C’est une rencontre entre deux personnages tombés de nulle part, sur fond de pépiements d’oiseaux et silhouettes d’arbres miniatures au lointain.
Elle (Claire Deluca), promène Zigou, son chien, et Lui (Jean-Marie Lehec), en panne d’essence depuis deux ans, son bidon troué. Sommes-nous dans un square, dans la rue, ou dans un service psychiatrique ? Ils se rencontrent, ils se racontent, aussi décalés l’un que l’autre.
Elle, a un mari de cent ans, tombé dans le canal de la Marne au Rhin, et un jeune livreur qui lui tourne autour. Lui, sept enfants en bas âge et du temps à ne savoir qu’en faire, bibliothécaire à la Mazarine, il parle de sa femme, légale et sexy, et d’une Mercedes-Benz.
Langage codé, phrases en suspens, jeux de mots et de situations, philosophie de trottoir… Chacun imagine et s’invente. Elle, pleine de bon sens et d’évidence, qui eut un lion comme animal de compagnie. Lui, dépassé mais de bonne volonté, qui dit visser des boulons dans sa tête, jusqu’à en devenir fou. Ils sont hors du temps et des limites, et la balle est toujours hors jeu.
Il y a de la dérive, de l’absurde, de la poésie et de l’ironie. Il y a de l’affabulation et de la compétition, de la surenchère. Il y a deux paumés, clowns tragiques dans un cercle de craie «cocassien» qui fait référence à la piste et au burlesque. Il y a l’oiseau perturbateur «Allo-allo c’est moi» ! le grand vent qui casse, comme du verre, la tête de la femme, les choses que l’on croit avoir dit, alors qu’il n’en est rien.
Les textes sont issus de différentes œuvres de Marguerite Duras, et Claire Deluca n’en est pas à son coup d’essai. Depuis 65, l’écrivaine l’accompagne, et elle a, cette année-là, joué Les Eaux et forêts et La Musica au Théâtre Mouffetard, puis au Studio des Champs-Élysées.
Aujourd’hui, les deux adaptateurs et metteurs en scène, qui ont présenté en 2011, Le Shaga, à l’Athénée-Louis Jouvet, puisent dans toutes les époques de l’œuvre et tous les styles, du récit au théâtre : Les Eaux et Forêts où se croisent trois personnages sur un passage clouté et où Zigou entre en piste ; Le Shaga, une pièce sur le langage (1968) , avec jeux de mots et invention d’une langue, où une femme se met soudain à parler, un matin, en se réveillant.
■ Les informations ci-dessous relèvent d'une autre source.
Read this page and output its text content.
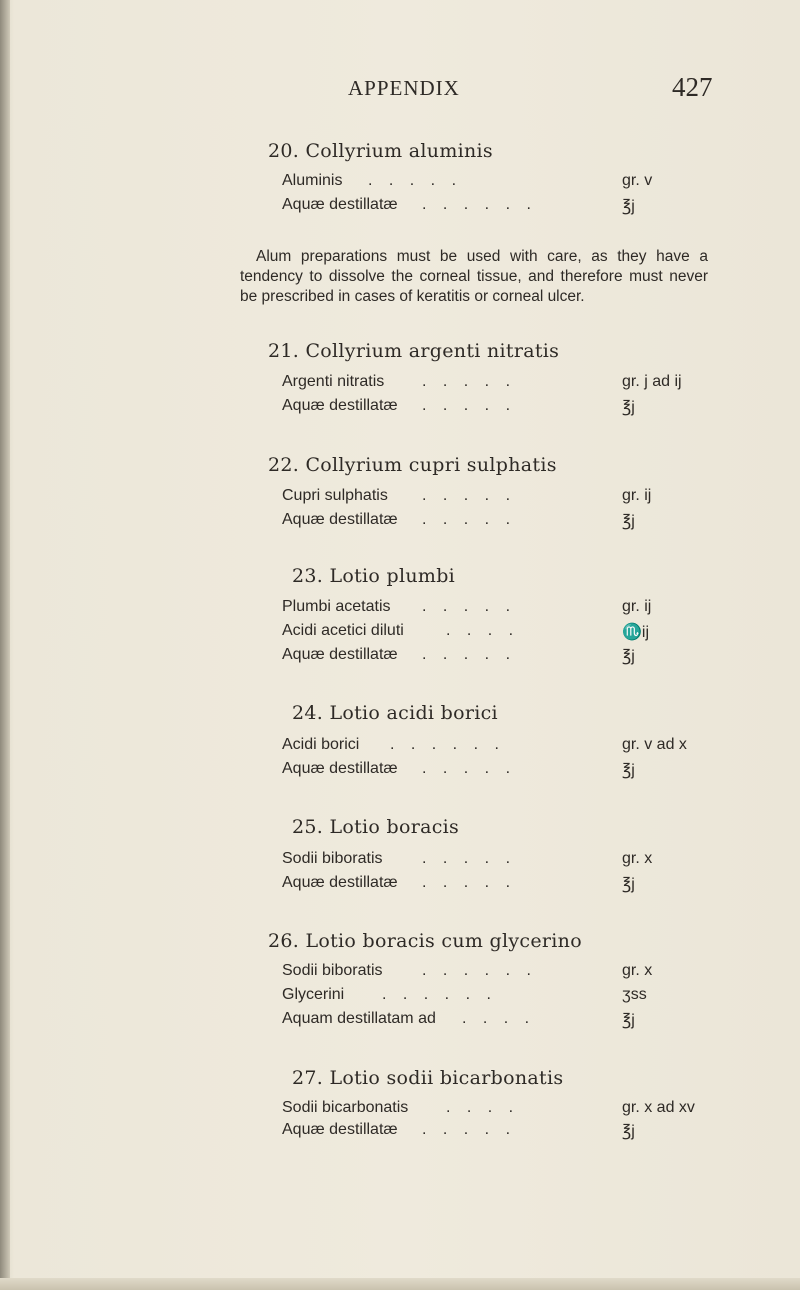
APPENDIX	427
20. Collyrium aluminis
Aluminis . . . . .	gr. v
Aquæ destillatæ . . . . . .	℥j

Alum preparations must be used with care, as they have a tendency to dissolve the corneal tissue, and therefore must never be prescribed in cases of keratitis or corneal ulcer.

21. Collyrium argenti nitratis
Argenti nitratis . . . . .	gr. j ad ij
Aquæ destillatæ . . . . .	℥j
22. Collyrium cupri sulphatis
Cupri sulphatis . . . . .	gr. ij
Aquæ destillatæ . . . . .	℥j
23. Lotio plumbi
Plumbi acetatis . . . . .	gr. ij
Acidi acetici diluti	. . . .	♏ij
Aquæ destillatæ . . . . .	℥j
24. Lotio acidi borici
Acidi borici . . . . . .	gr. v ad x
Aquæ destillatæ . . . . .	℥j
25. Lotio boracis
Sodii biboratis . . . . .	gr. x
Aquæ destillatæ . . . . .	℥j
26. Lotio boracis cum glycerino
Sodii biboratis . . . . . .	gr. x
Glycerini . . . . . .	ʒss
Aquam destillatam ad . . . .	℥j
27. Lotio sodii bicarbonatis
Sodii bicarbonatis . . . .	gr. x ad xv
Aquæ destillatæ . . . . .	℥j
Les Yeux verts, extraits compulsifs édités en 80 dans Les Cahiers du Cinéma, avec la complicité de Serge Daney ; La Vie matérielle où, en 87, Duras tente d’expliquer son rapport à l’alcool. Il y a aussi (1993) Le Monde extérieur, qui réunit articles de journaux, préfaces, lettres et textes publiés ou non ; enfin Ecrire, en 93 aussi, où Marguerite Duras dit: « Il faut «écrire pour écrire, pas pour ce qu’on écrit et que l’écriture est ce qui permet de ne pas sombrer dans la folie».
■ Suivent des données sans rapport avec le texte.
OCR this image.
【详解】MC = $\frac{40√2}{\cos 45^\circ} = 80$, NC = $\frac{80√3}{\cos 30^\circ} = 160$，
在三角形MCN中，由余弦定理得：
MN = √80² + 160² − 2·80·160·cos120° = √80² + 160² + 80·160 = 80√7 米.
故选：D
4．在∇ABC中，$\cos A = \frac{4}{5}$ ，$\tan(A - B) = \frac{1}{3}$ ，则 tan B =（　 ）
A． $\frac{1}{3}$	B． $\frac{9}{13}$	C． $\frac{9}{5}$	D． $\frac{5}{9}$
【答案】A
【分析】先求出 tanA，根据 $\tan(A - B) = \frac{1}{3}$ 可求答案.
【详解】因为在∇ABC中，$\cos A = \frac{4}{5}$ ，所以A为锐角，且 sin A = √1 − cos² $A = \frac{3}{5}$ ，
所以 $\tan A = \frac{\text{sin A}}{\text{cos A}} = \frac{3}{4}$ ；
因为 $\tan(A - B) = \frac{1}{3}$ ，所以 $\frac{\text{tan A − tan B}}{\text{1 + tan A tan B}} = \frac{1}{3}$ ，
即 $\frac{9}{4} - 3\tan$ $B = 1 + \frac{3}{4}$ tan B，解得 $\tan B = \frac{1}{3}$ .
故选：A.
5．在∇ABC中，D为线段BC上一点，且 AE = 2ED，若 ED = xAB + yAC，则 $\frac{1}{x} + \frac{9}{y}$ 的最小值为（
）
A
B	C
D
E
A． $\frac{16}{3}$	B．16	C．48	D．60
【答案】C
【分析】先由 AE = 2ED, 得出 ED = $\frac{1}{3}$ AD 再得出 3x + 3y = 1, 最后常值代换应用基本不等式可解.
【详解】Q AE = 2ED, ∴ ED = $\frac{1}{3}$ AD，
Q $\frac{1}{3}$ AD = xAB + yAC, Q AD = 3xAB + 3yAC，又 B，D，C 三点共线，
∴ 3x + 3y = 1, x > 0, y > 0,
Comédie ou tragédie, cette compilation tissée de dérision et de provocation, conversation loufoque et huis-clos de fantaisie? La forme est ici minimaliste, mais va, comme la vie. Marguerite Duras disait, lors d’une séance de travail enregistrée par Claire Deluca en 67 : «Ce sont des gens qui parlent et que la parole entraîne. Qu’est-ce qu’ils ont en commun ? Une certaine folie. Leur mystère, c’est cette faculté fantastique de fabulation. Il y a là-dedans une gaîté essentielle, un pessimisme très joyeux. Un pessimisme qui a le fou rire, si vous voulez. Au fond de tout cela, bien sûr, il y a une intuition de l’absurdité…»
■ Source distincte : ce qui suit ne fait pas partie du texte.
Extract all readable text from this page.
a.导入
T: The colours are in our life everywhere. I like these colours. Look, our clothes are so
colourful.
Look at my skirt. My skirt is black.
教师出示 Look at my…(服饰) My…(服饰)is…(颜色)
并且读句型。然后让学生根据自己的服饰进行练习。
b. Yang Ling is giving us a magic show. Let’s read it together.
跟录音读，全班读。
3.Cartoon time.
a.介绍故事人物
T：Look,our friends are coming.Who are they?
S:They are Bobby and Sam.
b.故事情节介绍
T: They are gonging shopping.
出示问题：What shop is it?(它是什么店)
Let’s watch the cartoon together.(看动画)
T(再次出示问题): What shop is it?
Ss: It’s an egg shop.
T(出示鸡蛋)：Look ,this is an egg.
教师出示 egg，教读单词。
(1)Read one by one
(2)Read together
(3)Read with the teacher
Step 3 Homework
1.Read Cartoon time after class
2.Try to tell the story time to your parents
On est au cœur de l’absurde et de la subversion où tout est dans le déséquilibre des mots et les comédiens savent en jouer. De facture classique et sans surprise, le duo sert ce texte comme deux instrumentistes au bord d’un trottoir, laissant à Duras toujours le dernier mot.
Brigitte Rémer
Théâtre de Poche-Montparnasse, 75 Bd du Montparnasse, 75006. Tél : 01-45-44-50-21, du mardi au samedi, à 19h30, le dimanche à 15h30, jusqu’au 10 novembre.